Hospitals across the nation are buckling under the surge in COVID-19 infections linked to the highly transmissible delta variant of the coronavirus, with some states reporting their intensive care units are rapidly filling with patients, much like winter’s wave of cases before vaccines were readily accessible.
More than a quarter of the nation’s ICU beds in use are currently occupied by COVID-19 patients, according to figures maintained by the Department of Health and Human Services. But an increasing number of states have said their intensive care wards are reaching capacity, with 1 in 5 ICUs at or over 95% full nationwide, The New York Times reported.
Public health officials from Hawaii to Mississippi, from Oregon to Texas have portended bleak statistics in the coming weeks, saying hospitalizations are already higher now than they were in January. Alabama said Tuesday it was out of ICU beds and was actually at “negative” capacity, and Oregon said hospitalizations rose 11% overnight as new cases soared.
“We’ve never been here before,” Dr. Don Williamson, president of the Alabama Hospital Association, told the local NBC affiliate. “We are in truly now in uncharted territory in terms of our ICU bed capacity.”
Severely ill COVID-19 cases only add to the burden of wards already tasked with treating extremely sick patients. Coronavirus patients generally stay in the ICU almost twice as long as other ICU admissions, meaning ongoing waves of cases grow only more dire for full hospitals as people with new illnesses become sicker over time.

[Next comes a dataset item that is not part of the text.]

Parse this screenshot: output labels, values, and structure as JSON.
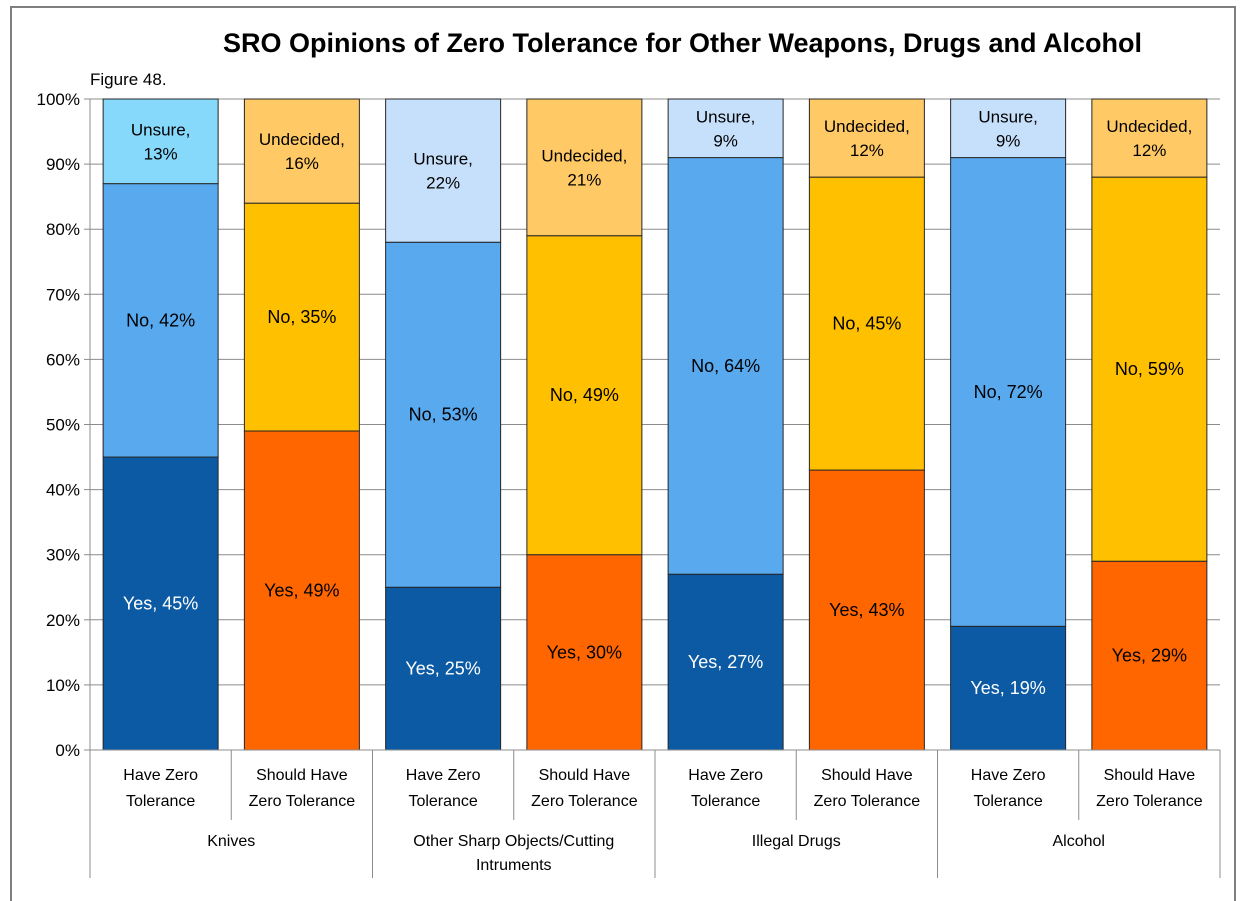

Last week, facilities across the South said they were reaching capacity in their ICUs as states with lower vaccination rates reported dramatic upticks in infections. Louisiana described the recent wave as the “darkest” in the pandemic thus far, and Arkansas said it had just eight ICU beds available (a figure that increased to 17 on Tuesday).
Texas hospitals last week began erecting tents outside their buildings to deal with a surge in patients, with some closing their emergency rooms and directing patients elsewhere.

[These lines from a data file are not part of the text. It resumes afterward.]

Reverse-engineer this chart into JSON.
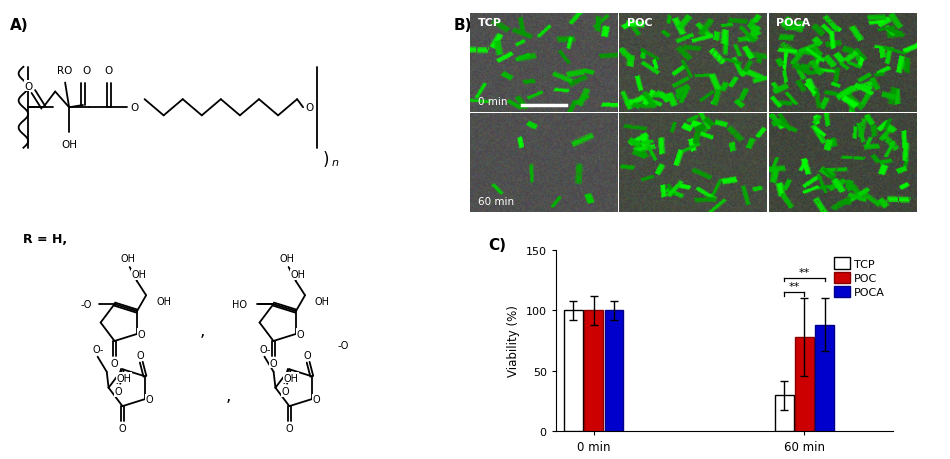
{
  "panel_A_label": "A)",
  "panel_B_label": "B)",
  "panel_C_label": "C)",
  "bar_groups": [
    "0 min",
    "60 min"
  ],
  "bar_series": [
    "TCP",
    "POC",
    "POCA"
  ],
  "bar_values": {
    "0 min": {
      "TCP": 100,
      "POC": 100,
      "POCA": 100
    },
    "60 min": {
      "TCP": 30,
      "POC": 78,
      "POCA": 88
    }
  },
  "bar_errors": {
    "0 min": {
      "TCP": 8,
      "POC": 12,
      "POCA": 8
    },
    "60 min": {
      "TCP": 12,
      "POC": 32,
      "POCA": 22
    }
  },
  "bar_colors": {
    "TCP": "#FFFFFF",
    "POC": "#CC0000",
    "POCA": "#0000CC"
  },
  "bar_edgecolors": {
    "TCP": "#000000",
    "POC": "#880000",
    "POCA": "#000088"
  },
  "ylabel": "Viability (%)",
  "ylim": [
    0,
    150
  ],
  "yticks": [
    0,
    50,
    100,
    150
  ],
  "legend_labels": [
    "TCP",
    "POC",
    "POCA"
  ],
  "legend_colors": [
    "#FFFFFF",
    "#CC0000",
    "#0000CC"
  ],
  "legend_edgecolors": [
    "#000000",
    "#880000",
    "#000088"
  ],
  "microscopy_labels_top": [
    "TCP",
    "POC",
    "POCA"
  ],
  "microscopy_time_labels": [
    "0 min",
    "60 min"
  ],
  "bg_color": "#FFFFFF",
  "bar_width": 0.22,
  "group_positions": [
    1.0,
    3.5
  ],
  "group_offsets": [
    -0.24,
    0.0,
    0.24
  ]
}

The ongoing phase of the pandemic has frustrated health care workers who have described the outbreak as an affliction of the unvaccinated. Almost all of the nation’s deaths are among those who haven’t yet received a COVID-19 vaccine, and the threat of the delta strain has upended plans for any semblance of a return to normal.

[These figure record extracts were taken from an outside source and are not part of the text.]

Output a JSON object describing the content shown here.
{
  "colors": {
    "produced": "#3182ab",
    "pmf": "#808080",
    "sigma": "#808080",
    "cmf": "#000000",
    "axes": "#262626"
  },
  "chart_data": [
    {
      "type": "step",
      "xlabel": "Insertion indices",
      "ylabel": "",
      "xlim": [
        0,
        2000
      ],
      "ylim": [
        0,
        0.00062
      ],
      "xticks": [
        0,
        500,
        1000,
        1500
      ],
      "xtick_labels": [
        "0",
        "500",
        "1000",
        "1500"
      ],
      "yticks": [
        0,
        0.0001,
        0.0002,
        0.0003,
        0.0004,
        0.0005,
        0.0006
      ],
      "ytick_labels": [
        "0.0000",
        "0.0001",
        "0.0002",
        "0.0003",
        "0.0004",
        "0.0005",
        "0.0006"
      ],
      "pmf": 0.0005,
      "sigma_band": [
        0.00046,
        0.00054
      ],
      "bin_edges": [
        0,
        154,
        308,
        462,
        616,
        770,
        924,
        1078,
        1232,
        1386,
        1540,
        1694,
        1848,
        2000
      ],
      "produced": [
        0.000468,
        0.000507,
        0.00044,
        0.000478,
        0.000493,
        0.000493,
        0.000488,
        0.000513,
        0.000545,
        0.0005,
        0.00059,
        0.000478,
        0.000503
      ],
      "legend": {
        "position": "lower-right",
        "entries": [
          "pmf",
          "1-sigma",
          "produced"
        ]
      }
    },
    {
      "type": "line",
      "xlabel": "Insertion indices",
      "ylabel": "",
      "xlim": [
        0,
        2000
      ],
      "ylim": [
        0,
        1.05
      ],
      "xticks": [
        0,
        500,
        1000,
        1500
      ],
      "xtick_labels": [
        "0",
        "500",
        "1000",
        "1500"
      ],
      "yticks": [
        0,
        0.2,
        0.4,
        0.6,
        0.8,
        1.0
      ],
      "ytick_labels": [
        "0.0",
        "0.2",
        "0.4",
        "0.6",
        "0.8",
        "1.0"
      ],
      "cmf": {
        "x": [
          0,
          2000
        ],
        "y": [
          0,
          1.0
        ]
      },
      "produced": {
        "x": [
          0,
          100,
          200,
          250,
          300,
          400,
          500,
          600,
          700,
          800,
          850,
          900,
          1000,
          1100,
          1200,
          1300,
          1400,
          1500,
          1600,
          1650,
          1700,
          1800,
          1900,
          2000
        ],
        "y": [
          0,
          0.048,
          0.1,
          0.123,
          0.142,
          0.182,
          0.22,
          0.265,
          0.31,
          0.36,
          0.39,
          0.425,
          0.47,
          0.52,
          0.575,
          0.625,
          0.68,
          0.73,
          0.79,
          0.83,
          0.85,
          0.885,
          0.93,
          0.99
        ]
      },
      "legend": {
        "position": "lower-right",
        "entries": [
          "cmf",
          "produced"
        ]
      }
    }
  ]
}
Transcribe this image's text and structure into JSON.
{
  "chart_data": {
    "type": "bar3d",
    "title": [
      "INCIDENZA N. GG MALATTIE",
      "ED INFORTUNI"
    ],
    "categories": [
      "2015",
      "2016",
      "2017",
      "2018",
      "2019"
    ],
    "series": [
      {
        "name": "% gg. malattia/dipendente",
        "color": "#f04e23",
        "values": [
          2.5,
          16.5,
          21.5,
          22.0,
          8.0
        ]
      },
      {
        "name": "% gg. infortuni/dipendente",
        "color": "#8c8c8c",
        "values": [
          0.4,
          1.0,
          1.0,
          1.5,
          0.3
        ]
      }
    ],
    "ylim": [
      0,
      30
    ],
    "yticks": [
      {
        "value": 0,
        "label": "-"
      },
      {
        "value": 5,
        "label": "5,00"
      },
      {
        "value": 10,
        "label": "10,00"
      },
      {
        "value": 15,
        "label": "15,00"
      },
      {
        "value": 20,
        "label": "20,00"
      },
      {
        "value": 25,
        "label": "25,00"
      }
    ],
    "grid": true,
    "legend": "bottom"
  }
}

Health care workers “are tired, and there is a level of frustration when you know the COVID patient you are caring for was not vaccinated and it was largely preventable,” Jason Chang, the chief operating officer at Hawaii’s The Queen’s Health Systems hospitals, told The Associated Press on Tuesday.
Vaccines remain the most effective way to prevent severe illness or death associated with the coronavirus, and all three authorized in the U.S. have shown to be highly effective against the delta strain.
Concern remains, however, for Americans who have yet to get an inoculation and for younger children who are not yet eligible for one. The Food and Drug Administration has authorized vaccines only for those 12 and older, raising concern about students who are just starting to return to classrooms.
The Times added Tuesday that the number of kids hospitalized for COVID-19 has topped 1,800 nationwide, and the number of new daily admissions are the highest they’ve been for children based on pandemic data going back to last October.